What are the benefits of specifying a covariance structure in a GLM (rather than treating all off-diagonal entries in the covariance matrix as zero)? Aside from reflecting what one knows of the data, does it
- improve goodness of fit?
- improve predictive accuracy on held-out data?
- allow us to estimate the extent of covariance?
What are the costs of imposing a covariance structure? Does it
- add computational complications for estimation algorithms?
- increase the number of estimated parameters, also increasing AIC, BIC, DIC?
Is it possible to determine the right covariance structure empirically, or is this something that depends on your knowledge of the data-generative process?

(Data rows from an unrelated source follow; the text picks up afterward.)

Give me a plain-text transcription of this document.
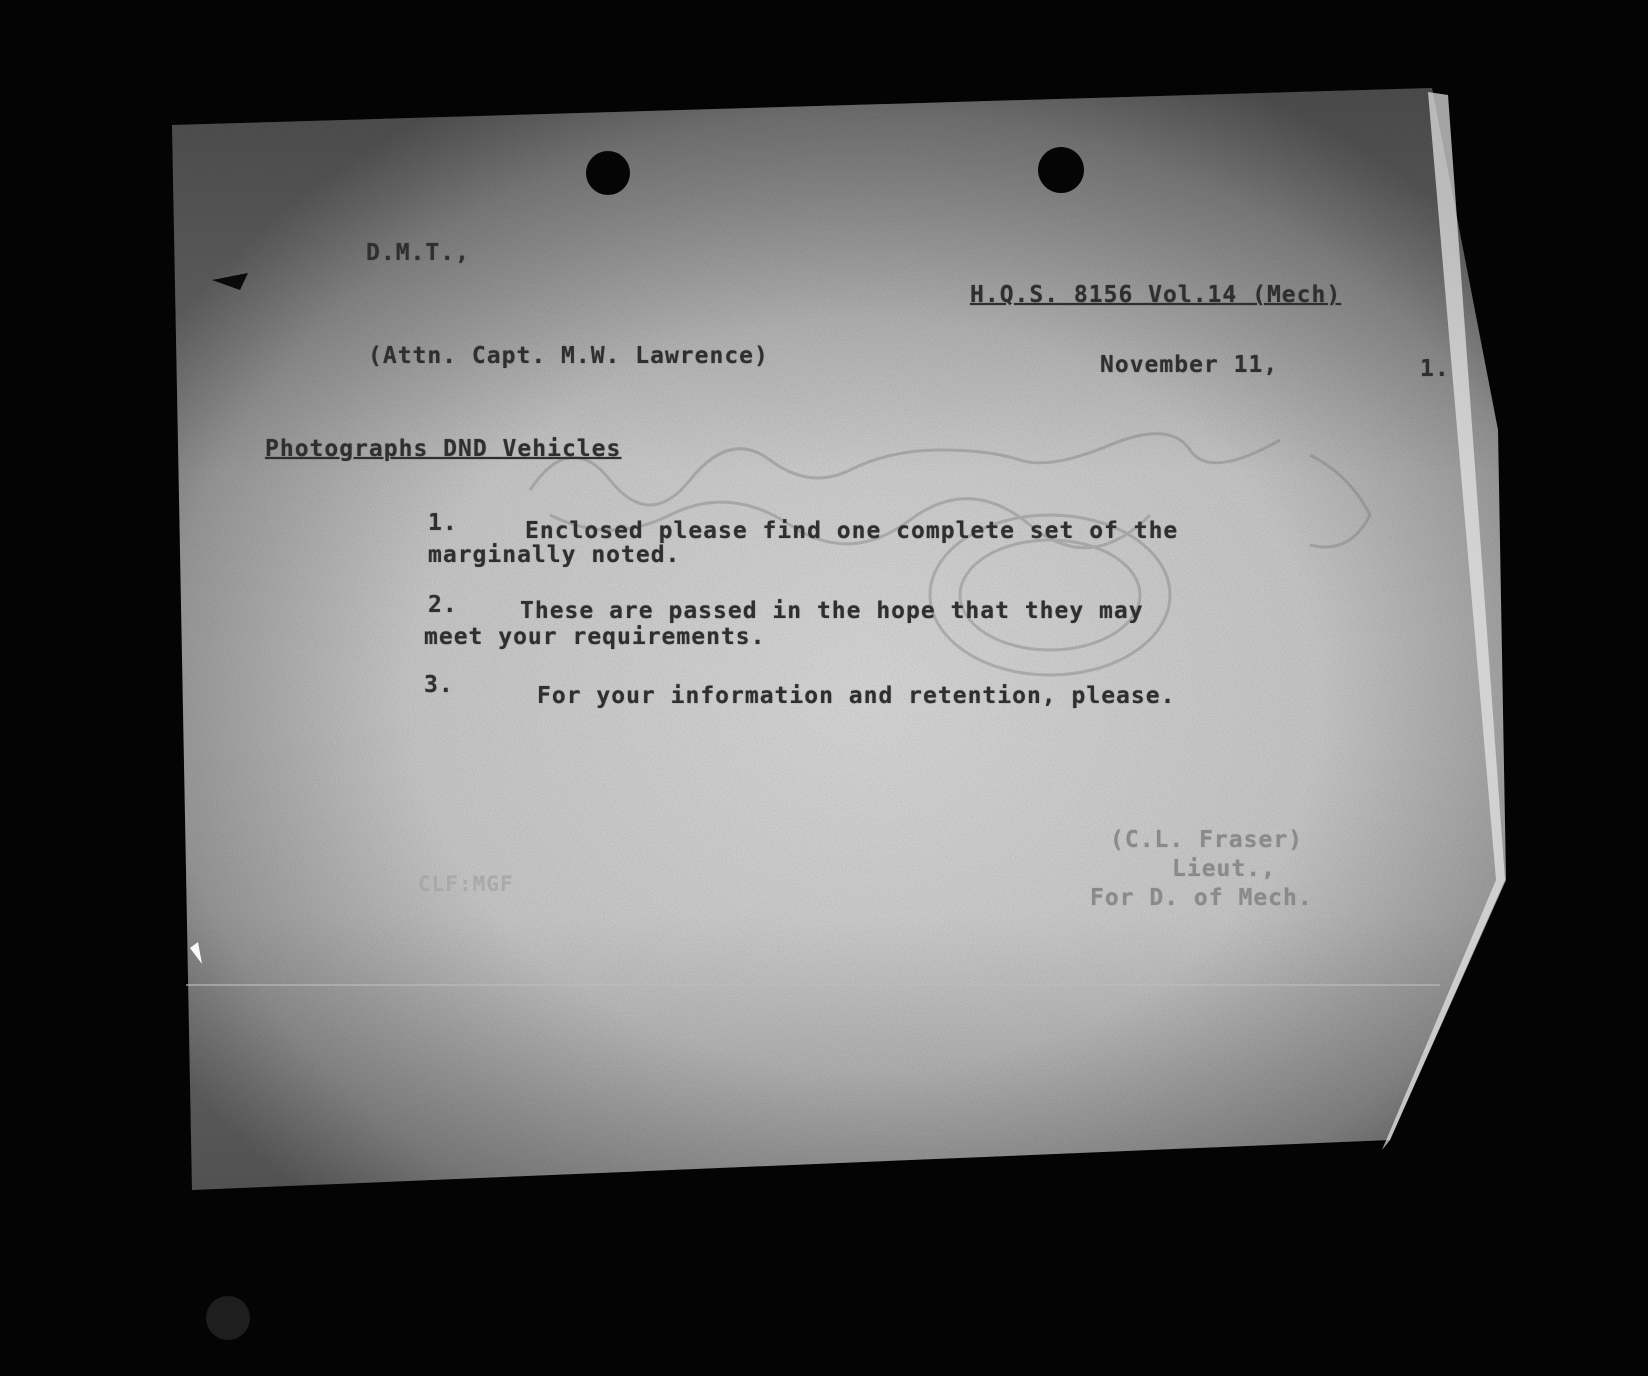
D.M.T.,
H.Q.S. 8156 Vol.14 (Mech)
(Attn. Capt. M.W. Lawrence)	November 11,	1.
Photographs DND Vehicles
1.	Enclosed please find one complete set of the
marginally noted.
2.	These are passed in the hope that they may
meet your requirements.
3.	For your information and retention, please.
CLF:MGF
(C.L. Fraser)
Lieut.,
For D. of Mech.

Any costs / benefits I didn’t mention?
Basically, you must specify a covariance structure in GLM. If by “assuming no covariance”, you mean “all off-diagonal entries in the covariance matrix are zero”, then all you did was assume one very specific covariance structure. (You could be even more specific, e.g., by assuming that all variances are equal.)
This is really a variation on “I don’t subscribe to any philosophy; I’m a pragmatist.” – “You just described the philosophy you subscribe to.”
As such, I would say that the advantage of thinking about the covariance structure is the chance of using a model that is more appropriate to your data. Just as you should include known functional relationships for the expected value (or the mean) of your observations, you should account for any structure you know in the covariance.
And of course, the “disadvantage” is that you need to actually think about all this. Much easier to just use your software’s default setting. But this is kind of like always driving in the first gear because your car was in first gear when you bought it and understanding the gear shift takes effort. Not recommended.